Zoom out: Apple isn’t the only company looking to offer alternative models of hardware ownership. Peloton is piloting a program that bundles a bike lease with a subscription to its streaming service, and services like Google Stadia allow users to eschew physical hardware entirely and stream their games from the cloud.

QUICK HITS

Seed round

DocSend

Stat: Is there gender bias in VC? Of course there is, and DocSend has the receipts. According to a report it published yesterday that analyzes how much time VCs spend looking at specific slides of founder decks, all-female teams are perceived much differently than all-male teams. Investors spent 130% more time scrutinizing the team pages of all-female founding teams than on all-male teams. But for the product section, where teams outline the actual thing they are building, the trends were reversed: VCs spent 105% more time looking at the product sections of all-male decks than all-female decks. 

Startup: Gated, a 10-month old startup, is solving email overload by forcing unknown senders to donate to a nonprofit chosen by the email recipient before they can get into their inbox. (More here

Rabbit hole: A programmer and a copyright attorney decided to generate all the possible songs with the basic 8 major notes, then listed the results for free under the creative commons licenses to stop copyright claims on melodies. (Roy van Rijn Blog)

WHAT ELSE IS GOING ON

  • Twitter is finally rolling out the option for users to search for specific messages in their DMs. Parag, we thank you. 

  • Krafton, the studio behind PUBG series, is collabing with Solana Labs to develop games on the Solana blockchain.

  • Uber reached a deal yesterday to list New York City taxis on its app. All that is old is new again. 

  • Meta is partnering with an e-commerce firm to bring 3D ads to Facebook and Instagram.

TRIVIA

How good are you at perceiving things? We’ll give you a certain subgroup, and you have to guess the percentage of US adults that fall into that subgroup. 

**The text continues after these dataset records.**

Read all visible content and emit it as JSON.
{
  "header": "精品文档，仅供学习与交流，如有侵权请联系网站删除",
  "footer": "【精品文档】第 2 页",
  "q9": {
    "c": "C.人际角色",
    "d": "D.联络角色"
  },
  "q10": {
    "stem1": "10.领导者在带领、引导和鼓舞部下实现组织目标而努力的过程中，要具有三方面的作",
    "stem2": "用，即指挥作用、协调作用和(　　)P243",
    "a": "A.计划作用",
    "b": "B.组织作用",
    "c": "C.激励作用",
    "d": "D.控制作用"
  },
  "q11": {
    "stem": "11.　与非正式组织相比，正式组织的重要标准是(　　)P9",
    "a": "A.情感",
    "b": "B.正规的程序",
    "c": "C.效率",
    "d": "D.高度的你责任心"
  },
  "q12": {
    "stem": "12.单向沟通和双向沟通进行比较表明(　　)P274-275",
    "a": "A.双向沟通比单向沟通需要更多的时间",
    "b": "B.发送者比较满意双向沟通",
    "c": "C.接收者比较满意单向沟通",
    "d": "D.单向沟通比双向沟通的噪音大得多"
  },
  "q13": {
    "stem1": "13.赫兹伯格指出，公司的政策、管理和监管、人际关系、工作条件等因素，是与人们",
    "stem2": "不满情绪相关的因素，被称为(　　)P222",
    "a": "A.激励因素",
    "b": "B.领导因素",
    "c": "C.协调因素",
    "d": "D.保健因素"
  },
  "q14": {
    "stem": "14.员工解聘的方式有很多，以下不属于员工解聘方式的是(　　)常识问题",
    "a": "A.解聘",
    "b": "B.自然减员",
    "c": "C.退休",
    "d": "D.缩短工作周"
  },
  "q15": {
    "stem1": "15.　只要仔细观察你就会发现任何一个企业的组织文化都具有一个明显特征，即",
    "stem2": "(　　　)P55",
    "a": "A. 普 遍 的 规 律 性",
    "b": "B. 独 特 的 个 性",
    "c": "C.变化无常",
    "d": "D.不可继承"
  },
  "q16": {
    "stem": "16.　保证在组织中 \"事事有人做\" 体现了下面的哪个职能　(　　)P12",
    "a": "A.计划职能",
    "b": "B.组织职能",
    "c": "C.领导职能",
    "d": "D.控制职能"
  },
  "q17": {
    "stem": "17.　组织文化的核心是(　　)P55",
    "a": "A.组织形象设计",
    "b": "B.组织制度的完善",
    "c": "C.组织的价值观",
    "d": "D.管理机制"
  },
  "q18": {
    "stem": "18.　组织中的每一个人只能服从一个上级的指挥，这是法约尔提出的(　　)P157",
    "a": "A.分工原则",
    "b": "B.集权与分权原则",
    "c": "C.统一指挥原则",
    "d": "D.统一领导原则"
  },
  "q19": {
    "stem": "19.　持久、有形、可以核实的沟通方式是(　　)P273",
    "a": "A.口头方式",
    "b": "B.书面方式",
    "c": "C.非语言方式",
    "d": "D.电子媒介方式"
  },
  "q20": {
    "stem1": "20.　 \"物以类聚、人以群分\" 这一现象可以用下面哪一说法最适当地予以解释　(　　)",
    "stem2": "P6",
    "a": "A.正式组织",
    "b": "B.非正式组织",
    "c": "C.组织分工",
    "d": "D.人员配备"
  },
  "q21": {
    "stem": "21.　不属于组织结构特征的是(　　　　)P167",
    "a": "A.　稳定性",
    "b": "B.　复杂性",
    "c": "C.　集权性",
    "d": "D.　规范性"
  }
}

  • Have a college degree?

  • Have a household income of $1 million+?

  • Have flown on a plane? 

  • Have a $25k+ household income? 

  • Are left-handed? 

FUNDRAISING FRIDAY

TIDBITS

📝 An especially good explanation of the upcoming ETH merge. 

🥩 This dude really hates salads. 

📜 Packy shared this piece on Twitter about the two foundational pillars of business: spreadsheets and storytelling.

SHARE HOMESCREEN

Last week we gained 10 subs from people sharing. Let's try to double that this weekend. 

TRIVIA ANSWER

Have a college degree: 33% 

Have a household income of over $1 million: >1%

Have flown on a plane: 88% 

Have a $25k+ household income: 82% 

Are left-handed: 11% 

How’d you do? It’s okay if you bombed, so did everyone else in this study conducted by polling agency YouGov.